I let out a breath that was half laugh and half something closer to despair. Boris Volkov's security team had made me. A decorated special operations veteran with fifteen years of field experience, multiple commendations for covert surveillance work, and a service record that included operations in environments significantly more hostile than a residential street in Tampa—and I'd been burned by a camera system protecting my girlfriend's apartment because I'd been too emotionally compromised to run proper counter-surveillance. I hadn't even checked for the cameras before I started walking. Hadn't thought to. Hadn't thought about anything except the light in her window and the silence in my chest where her breathing should have been.
"How many people know?" I asked.
"Right now? Me, Gregor, and presumably whoever was monitoring the feed in real time. Gregor called me as a professional courtesy because he recognized you were one of mine. He was—I'll be generous and call it diplomatic. But the subtext was clear: get your man under control before we have to do it for you."
"Christ."
"It gets better. Dion saw your location ping and texted me approximately fifteen seconds before Gregor called. His exact words were—" Another pause. The sound of a screen scrolling. "'Is Xavier parked outside Molly's building like a psychopath or did his truck get stolen by a psychopath? Either way, someone should handle it.' He then offered to come join you, which I declined on the grounds that two former special operators surveilling a civilian apartment building would not, in fact, be less conspicuous than one."

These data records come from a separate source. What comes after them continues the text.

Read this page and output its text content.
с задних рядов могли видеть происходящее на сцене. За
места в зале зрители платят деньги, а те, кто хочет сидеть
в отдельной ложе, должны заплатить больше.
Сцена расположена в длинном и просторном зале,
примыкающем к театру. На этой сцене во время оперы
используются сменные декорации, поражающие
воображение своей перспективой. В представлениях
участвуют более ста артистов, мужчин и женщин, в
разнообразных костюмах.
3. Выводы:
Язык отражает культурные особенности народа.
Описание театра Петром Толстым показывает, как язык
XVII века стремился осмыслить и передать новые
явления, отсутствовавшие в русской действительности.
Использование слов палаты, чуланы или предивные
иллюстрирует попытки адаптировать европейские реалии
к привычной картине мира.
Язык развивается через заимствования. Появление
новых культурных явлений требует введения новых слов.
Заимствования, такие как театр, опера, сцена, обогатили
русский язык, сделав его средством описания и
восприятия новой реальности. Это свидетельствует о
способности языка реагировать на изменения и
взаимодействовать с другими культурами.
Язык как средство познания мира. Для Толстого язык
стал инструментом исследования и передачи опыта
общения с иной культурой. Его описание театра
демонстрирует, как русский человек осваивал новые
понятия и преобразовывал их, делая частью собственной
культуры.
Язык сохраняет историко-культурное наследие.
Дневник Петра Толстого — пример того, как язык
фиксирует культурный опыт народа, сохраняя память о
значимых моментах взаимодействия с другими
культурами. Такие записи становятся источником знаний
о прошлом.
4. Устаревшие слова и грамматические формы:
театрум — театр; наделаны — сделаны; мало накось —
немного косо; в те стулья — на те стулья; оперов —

I slid down the wall until I was sitting on the ground, which was cold and slightly damp and smelled like the dumpster I'd cataloged during my third circuit. The position was undignified. The entire situation was undignified. I was a forty-one-year-old man sitting in an alley behind a dumpster, having been identified by a Russian security team and tracked by my own teammates, because I couldn't handle the first night without the woman I loved sleeping more than three feet away from me.
"What do I do, Gideon?" The question came out stripped of every layer of professional composure I'd ever built. It was the question of a man who'd run out of tactical options and strategic frameworks and carefully reasoned positions on autonomy and healing and the appropriate timeline for emotional dependency. It was the question I'd been asking in one form or another since the morning she'd tried to kiss me and I'd turned my head and sat in my truck with my hands shaking. What do I do. How do I do this. How do I love someone so much that their absence feels like a missing limb and still respect their right to walk away from me.
Gideon was quiet for a long moment. Not his tactical silence—the one that preceded operational decisions, the one that meant he was running calculations and weighing variables. This was his other silence. The personal one. The one he brought toconversations that mattered in ways that couldn't be mapped on a whiteboard or resolved with a briefing.
"You go home," he said finally. His voice had shifted into the tone of a man who understood somehow the particular agony of loving someone whose healing required your absence. "You go home, Xavier. You get in your truck, you drive back to your house, and you walk into the bedroom that smells like her and lie down on sheets that are still warm from what happened between you, and you let tonight be what it is."
"And what is it?"
"Terrible. It's going to be terrible. And you're going to survive it, because surviving terrible things is what you do. It's what she's doing right now, on the other side of that wall, and the least you can do is match her courage from your own house instead of lurking in an alley like a man who's about to get shot by a Russian security detail."